I'm practicing my proof-writing and was hoping you could let me know if this proof looks good. I would like to know if the proof is incorrect, if there are parts that are overly wordy/complicated, or if I'm missing some element of a proof that is helpful to see, if not strictly necessary.
The Prompt:
Show that if $\sum{x_n}$ converges and $(y_n)$ is bounded and monotone (either increasing or decreasing), then $\sum{x_ny_n}$ converges.
My Proof:
Suppose $\sum{x_n}$ converges, so that for all $ε>0$ there exists a $n_ε$ such that $|\sum_n^m{x_n}| \le{ε}$ for all $m \le{n} \le{n_ε}$. If $sup |y_n|=0$ then $(y_n)$ is a sequence of all zeros and so $\sum{x_ny_n}=0$ and thus converges trivially. Now suppose $sup|y_n| \neq 0$ and define $ε_y = ε * sup|y_n|$. Since $(y_n)$ is bounded, $sup |y_n|$ is finite and so $ε_y$ is finite. Also, since $ε$ can be thought of as any element of $\{x|x>0\}$ and since $sup|y_n|$ is a positive constant, $ε_y ∈ \{x|x>0\}$ as $\{x|x>0\} = \{x|cx>0\}$ for any positive constant $c$. Then for every $ε_y>0$ there exists a $n_ε$ (the same $n_ε$ as for $\sum_n^m{x_n} \le{ε}$) such that:
$\sum_n^m{x_ny_n} \le{sup|y_n| * \sum_n^m{x_n}} \le{sup|y_n| * ε} = ε_y$
holds for all $m \le{n} \le{n_ε}$ and thus, $\sum{x_ny_n}$ is convergent.

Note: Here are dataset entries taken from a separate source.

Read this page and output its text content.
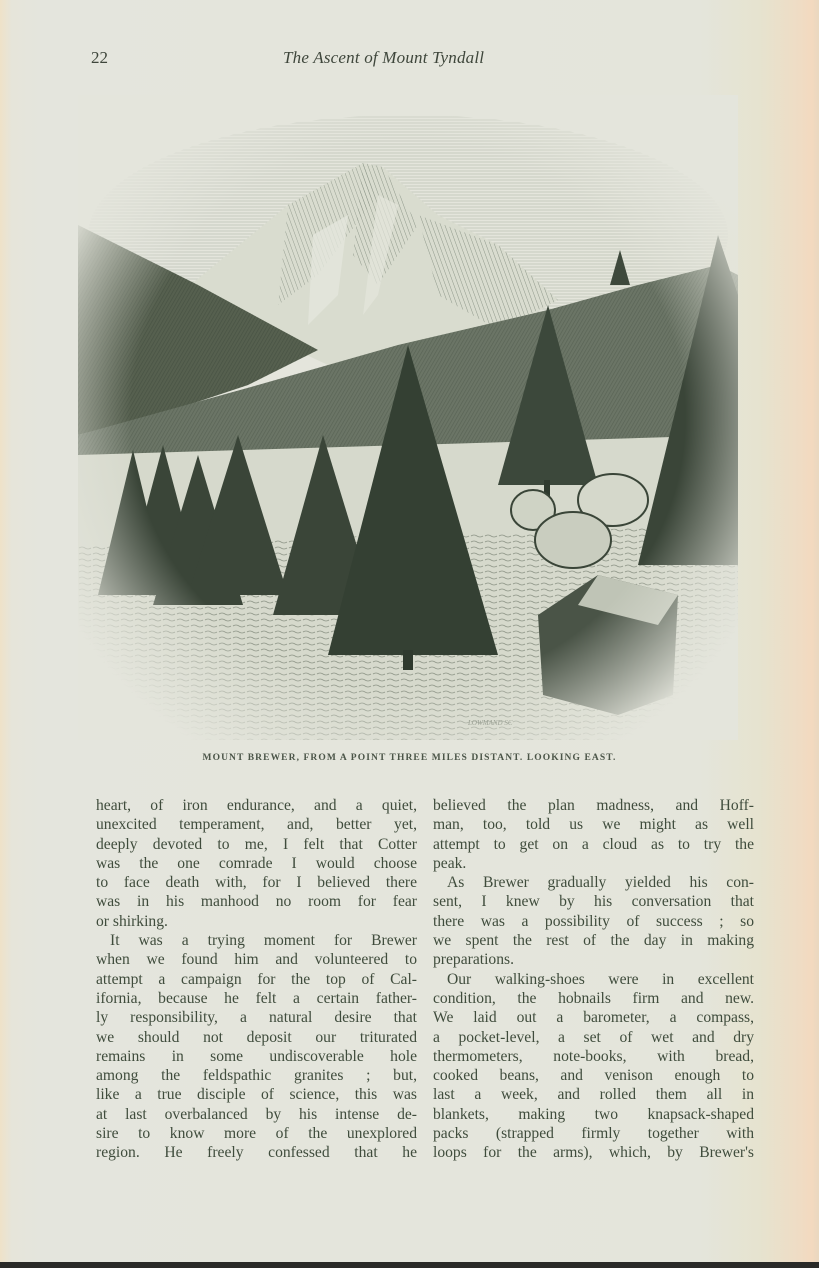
22	The Ascent of Mount Tyndall
MOUNT BREWER, FROM A POINT THREE MILES DISTANT. LOOKING EAST.
heart, of iron endurance, and a quiet,
unexcited temperament, and, better yet,
deeply devoted to me, I felt that Cotter
was the one comrade I would choose
to face death with, for I believed there
was in his manhood no room for fear
or shirking.
It was a trying moment for Brewer
when we found him and volunteered to
attempt a campaign for the top of Cal-
ifornia, because he felt a certain father-
ly responsibility, a natural desire that
we should not deposit our triturated
remains in some undiscoverable hole
among the feldspathic granites ; but,
like a true disciple of science, this was
at last overbalanced by his intense de-
sire to know more of the unexplored
region. He freely confessed that he
believed the plan madness, and Hoff-
man, too, told us we might as well
attempt to get on a cloud as to try the
peak.
As Brewer gradually yielded his con-
sent, I knew by his conversation that
there was a possibility of success ; so
we spent the rest of the day in making
preparations.
Our walking-shoes were in excellent
condition, the hobnails firm and new.
We laid out a barometer, a compass,
a pocket-level, a set of wet and dry
thermometers, note-books, with bread,
cooked beans, and venison enough to
last a week, and rolled them all in
blankets, making two knapsack-shaped
packs (strapped firmly together with
loops for the arms), which, by Brewer's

*I didn't use the fact that $(y_n)$ was monotone in my proof. Am I missing something?
Your proof is wrong. Actually, if you exclude the assumption that $(y_n)_{n\in\Bbb N}$ is monotonic, the statement is false, and so it cannot be proved. You were supposed to prove that $\bigl\lvert\sum_{k=m}^nx_ky_k\bigr\rvert<\varepsilon$, for each $\varepsilon>0$. You replaced $\varepsilon$ with another number and you forgot the absolute value.
By the way, what you are trying to proof is known as Abel's test.